Approaches to gene therapy
Replacement of defective genes
In many cases of oral cancer some genes are defective, and replacing them with a normal variant is an obvious therapeutic strategy. The gene that has attracted most attention is p53, which is defective in about 50% of cases. Efforts to replace p53 have existed for 20 years, starting in cell culture and advancing through animal studies to phase I clinical trials [1]. The results have shown some promise in animals and the virus vector is well tolerated in humans. No results from adequately controlled trials are yet available. It is also unclear if the non-replicating virus vector is transducing a suitable proportion of tumor cells, or whether the normal p53 gene can indeed substitute functionally for a mutated gene in a tumor.

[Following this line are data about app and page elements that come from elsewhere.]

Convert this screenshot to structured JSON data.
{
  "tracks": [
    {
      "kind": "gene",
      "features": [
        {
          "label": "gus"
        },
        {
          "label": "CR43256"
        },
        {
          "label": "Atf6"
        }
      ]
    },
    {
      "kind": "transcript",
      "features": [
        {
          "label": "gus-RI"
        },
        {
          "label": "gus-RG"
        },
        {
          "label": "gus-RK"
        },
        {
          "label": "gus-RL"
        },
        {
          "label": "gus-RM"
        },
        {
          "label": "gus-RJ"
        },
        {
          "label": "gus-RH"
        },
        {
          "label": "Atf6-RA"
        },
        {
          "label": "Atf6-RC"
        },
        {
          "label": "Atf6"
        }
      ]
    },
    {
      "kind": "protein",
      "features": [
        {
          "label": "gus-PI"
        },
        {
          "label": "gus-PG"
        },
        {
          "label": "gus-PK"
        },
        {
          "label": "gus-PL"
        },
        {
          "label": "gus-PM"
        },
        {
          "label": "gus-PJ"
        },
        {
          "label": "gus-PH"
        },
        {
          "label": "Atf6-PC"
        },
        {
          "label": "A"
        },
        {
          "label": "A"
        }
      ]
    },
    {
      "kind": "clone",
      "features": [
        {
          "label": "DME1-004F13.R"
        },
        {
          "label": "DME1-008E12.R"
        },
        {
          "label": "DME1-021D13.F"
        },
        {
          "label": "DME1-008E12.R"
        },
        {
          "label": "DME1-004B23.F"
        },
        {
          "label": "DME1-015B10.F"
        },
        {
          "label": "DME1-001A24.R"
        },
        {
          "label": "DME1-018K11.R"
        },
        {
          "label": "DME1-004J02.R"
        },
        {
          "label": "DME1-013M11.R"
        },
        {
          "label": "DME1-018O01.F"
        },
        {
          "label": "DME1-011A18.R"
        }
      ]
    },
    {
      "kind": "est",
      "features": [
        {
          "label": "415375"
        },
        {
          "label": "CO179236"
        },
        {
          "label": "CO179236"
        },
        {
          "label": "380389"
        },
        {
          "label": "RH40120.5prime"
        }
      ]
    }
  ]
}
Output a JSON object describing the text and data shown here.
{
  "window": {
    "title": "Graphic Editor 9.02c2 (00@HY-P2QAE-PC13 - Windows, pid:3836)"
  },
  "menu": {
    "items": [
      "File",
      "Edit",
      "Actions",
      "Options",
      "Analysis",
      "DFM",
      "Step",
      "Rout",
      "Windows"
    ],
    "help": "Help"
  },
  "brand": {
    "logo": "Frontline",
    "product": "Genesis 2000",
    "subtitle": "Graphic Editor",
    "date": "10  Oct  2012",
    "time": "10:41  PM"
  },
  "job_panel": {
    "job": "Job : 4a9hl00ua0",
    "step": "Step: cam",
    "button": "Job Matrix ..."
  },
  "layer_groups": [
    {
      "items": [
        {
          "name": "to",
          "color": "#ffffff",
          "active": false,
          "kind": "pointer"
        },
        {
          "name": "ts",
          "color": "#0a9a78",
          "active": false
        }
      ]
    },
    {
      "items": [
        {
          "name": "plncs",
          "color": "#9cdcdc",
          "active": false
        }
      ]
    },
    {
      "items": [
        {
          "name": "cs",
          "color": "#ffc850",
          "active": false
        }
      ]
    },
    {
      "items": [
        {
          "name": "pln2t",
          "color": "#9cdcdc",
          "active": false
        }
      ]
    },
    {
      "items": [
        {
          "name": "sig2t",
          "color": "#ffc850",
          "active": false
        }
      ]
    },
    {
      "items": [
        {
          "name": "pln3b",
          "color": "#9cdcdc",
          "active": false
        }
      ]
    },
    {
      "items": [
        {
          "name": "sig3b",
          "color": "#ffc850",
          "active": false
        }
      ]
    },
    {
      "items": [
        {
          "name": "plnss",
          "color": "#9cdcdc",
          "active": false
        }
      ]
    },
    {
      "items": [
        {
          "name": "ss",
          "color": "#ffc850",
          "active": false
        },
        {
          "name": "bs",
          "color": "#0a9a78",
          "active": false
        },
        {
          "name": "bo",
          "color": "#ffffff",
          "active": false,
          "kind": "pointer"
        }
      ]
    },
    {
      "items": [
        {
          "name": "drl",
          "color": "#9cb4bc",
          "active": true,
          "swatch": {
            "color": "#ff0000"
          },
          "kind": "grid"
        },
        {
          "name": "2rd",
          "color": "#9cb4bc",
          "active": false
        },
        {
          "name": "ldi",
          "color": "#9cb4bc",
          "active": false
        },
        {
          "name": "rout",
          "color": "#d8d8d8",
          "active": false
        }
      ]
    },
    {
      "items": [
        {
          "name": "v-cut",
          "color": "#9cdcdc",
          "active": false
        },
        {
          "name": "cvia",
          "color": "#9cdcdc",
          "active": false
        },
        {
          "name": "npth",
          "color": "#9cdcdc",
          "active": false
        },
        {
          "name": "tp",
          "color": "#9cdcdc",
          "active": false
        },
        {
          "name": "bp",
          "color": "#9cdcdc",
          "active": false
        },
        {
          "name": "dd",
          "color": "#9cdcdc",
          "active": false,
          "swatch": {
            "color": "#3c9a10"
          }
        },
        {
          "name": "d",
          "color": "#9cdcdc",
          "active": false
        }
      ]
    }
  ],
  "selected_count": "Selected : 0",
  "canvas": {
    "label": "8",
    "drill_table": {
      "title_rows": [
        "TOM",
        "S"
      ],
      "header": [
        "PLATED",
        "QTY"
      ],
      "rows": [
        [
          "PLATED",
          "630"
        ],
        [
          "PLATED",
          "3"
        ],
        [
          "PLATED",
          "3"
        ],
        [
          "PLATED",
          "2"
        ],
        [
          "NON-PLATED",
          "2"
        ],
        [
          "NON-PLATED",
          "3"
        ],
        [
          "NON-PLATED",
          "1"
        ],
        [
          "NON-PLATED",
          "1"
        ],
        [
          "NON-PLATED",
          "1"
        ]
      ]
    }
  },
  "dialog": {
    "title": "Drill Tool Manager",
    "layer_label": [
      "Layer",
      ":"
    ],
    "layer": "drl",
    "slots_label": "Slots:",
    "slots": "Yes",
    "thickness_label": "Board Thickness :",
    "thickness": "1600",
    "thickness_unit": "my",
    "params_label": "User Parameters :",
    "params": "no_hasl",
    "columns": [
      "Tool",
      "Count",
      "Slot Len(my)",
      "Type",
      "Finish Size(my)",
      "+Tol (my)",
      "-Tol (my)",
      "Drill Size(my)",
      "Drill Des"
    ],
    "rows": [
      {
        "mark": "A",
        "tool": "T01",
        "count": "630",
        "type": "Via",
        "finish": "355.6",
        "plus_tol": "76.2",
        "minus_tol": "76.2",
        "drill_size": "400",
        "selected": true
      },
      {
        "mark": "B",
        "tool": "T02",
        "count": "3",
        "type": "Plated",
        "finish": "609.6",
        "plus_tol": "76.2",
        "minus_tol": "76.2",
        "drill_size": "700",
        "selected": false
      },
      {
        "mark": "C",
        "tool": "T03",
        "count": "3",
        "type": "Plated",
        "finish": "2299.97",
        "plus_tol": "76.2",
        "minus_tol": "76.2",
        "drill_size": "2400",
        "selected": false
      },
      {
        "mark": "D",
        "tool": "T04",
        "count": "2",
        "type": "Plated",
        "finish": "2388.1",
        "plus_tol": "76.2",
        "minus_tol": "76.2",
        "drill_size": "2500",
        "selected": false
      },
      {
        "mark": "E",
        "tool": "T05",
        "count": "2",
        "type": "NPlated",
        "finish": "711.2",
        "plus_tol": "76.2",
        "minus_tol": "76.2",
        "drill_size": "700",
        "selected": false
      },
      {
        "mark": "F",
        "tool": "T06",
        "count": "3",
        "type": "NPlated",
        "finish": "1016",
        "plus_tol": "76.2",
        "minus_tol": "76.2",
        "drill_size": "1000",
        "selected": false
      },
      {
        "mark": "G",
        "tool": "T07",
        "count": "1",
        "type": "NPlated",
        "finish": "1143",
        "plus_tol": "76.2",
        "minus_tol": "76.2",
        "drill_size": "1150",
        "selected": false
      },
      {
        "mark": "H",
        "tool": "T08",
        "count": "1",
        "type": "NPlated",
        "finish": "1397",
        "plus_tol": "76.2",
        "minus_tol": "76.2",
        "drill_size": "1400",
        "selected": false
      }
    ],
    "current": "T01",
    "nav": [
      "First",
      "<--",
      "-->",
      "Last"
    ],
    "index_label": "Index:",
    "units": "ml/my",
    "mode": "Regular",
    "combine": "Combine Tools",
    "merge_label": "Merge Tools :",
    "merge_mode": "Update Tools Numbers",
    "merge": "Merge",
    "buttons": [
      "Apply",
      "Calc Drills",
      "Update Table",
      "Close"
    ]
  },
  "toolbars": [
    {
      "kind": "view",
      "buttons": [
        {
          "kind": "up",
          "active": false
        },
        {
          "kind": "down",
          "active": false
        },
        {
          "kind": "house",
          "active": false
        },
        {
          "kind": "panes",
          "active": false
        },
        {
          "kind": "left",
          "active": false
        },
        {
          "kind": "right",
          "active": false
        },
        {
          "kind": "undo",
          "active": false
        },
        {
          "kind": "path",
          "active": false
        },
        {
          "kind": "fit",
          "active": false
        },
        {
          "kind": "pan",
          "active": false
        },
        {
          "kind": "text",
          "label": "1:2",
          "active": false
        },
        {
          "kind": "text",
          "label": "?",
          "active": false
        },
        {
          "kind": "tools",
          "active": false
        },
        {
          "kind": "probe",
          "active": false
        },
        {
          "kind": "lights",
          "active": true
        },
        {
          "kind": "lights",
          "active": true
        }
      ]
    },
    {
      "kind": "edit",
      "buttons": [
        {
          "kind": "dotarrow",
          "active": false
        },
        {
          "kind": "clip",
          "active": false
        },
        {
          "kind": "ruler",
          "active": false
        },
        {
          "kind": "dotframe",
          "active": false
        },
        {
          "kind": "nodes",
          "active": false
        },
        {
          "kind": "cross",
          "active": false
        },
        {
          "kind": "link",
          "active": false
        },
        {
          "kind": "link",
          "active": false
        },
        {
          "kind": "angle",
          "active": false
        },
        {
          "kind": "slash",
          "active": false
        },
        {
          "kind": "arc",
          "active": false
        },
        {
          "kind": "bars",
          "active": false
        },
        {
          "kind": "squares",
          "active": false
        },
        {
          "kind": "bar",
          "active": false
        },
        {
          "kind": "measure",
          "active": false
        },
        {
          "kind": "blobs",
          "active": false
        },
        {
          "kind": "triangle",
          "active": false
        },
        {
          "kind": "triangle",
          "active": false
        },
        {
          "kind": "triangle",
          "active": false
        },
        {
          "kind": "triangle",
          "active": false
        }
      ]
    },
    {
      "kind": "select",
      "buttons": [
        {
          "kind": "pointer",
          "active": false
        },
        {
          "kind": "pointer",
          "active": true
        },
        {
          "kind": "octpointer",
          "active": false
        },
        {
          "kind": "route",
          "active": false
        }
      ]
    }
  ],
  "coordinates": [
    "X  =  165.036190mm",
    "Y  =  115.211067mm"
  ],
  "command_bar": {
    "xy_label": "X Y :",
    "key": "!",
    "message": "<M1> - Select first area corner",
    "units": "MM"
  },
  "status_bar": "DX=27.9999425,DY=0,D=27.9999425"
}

Another approach to therapy consists of suppressing genes that have become defective or are overexpressed. There are numerous examples of such genes, including regulators of apoptosis [2], genes from papillomaviruses [3], and the gene that encodes the receptor for Epidermal Growth Factor [4]. Methods of suppression have used antisense RNA, ribozymes, and siRNA, and delivery methods have included direct transfer, lipofection, and adenovirus vectors [5]. These studies have succeeded in reducing the growth and the malignant characteristics of tumor cells in vitro, but not in animals or patients.
Suicide gene therapy
Many anti-cancer drugs can be delivered as inactive precursors, and be activated by enzymes that are encoded by specific genes. If such genes can be provided to tumor cells only, then systemic delivery of the drug precursor could lead to an effective anti-tumor effect without side effects in other tissues. The most popular example of this approach has been to provide the gene for thymidine kinase from herpes simplex virus type 1 (HSV-1) to cells or tumors, followed by the pro-drug ganciclovir [6]. Another example is the gene CYP2B1 which activates cyclophosphamide to a toxic form [7]. This approach can kill oral cancer cells efficiently in culture and reduce the growth of tumors in animals [8] but no human clinical trial has demonstrated its efficacy.
Viral Vectors
Although there are several non-viral methods of transferring genes to oral cancer cells, it is generally accepted that viruses provide the most efficient form of transfer. Early experiments used viruses that were mutated so as to prevent their replication, but more recent work has focused on viruses that can replicate in specific tumor cells.
Non replicating viral vectors
Early efforts at gene transfer were impeded by concerns that the virus vectors might cause infections or malignancies in the recipients. To prevent this, the vectors were prevented from replicating by removal of essential genes. The resulting viruses were still able to transfer marker genes to cells, but since they did not spread the markers were soon lost [9, 10]. Clearly, if the marker was replaced by a therapeutic gene the therapeutic effect would be limited to the site of viral injection, which can only be a small proportion of a tumor.
Conditionally replication-competent vectors
A more efficient way to deliver toxic or therapeutic genes is in a virus that can replicate in a tumor cell but can not replicate in any other kind of cell. In the case of HSV-1 this can be achieved by deletion of viral genes that contribute to either neurotoxicity or to replication in normal cells, such as the genes gamma-1-34.5 and ribonucleotide reductase respectively. A viral mutant that lacks both of these genes and has been widely tested is named G207 [11]. Other mutants have been generated by changes in the genes UL56 or UL24 [12]. As a result of multiple deletions such as these, viral strains exist that can be injected directly to brain of herpes-susceptible primates without development of an infection [13]. Herpes viruses with these deletions can inhibit the growth of oral cancer cells that are growing as tumors in mice [14], but are not effective with every cell line [15].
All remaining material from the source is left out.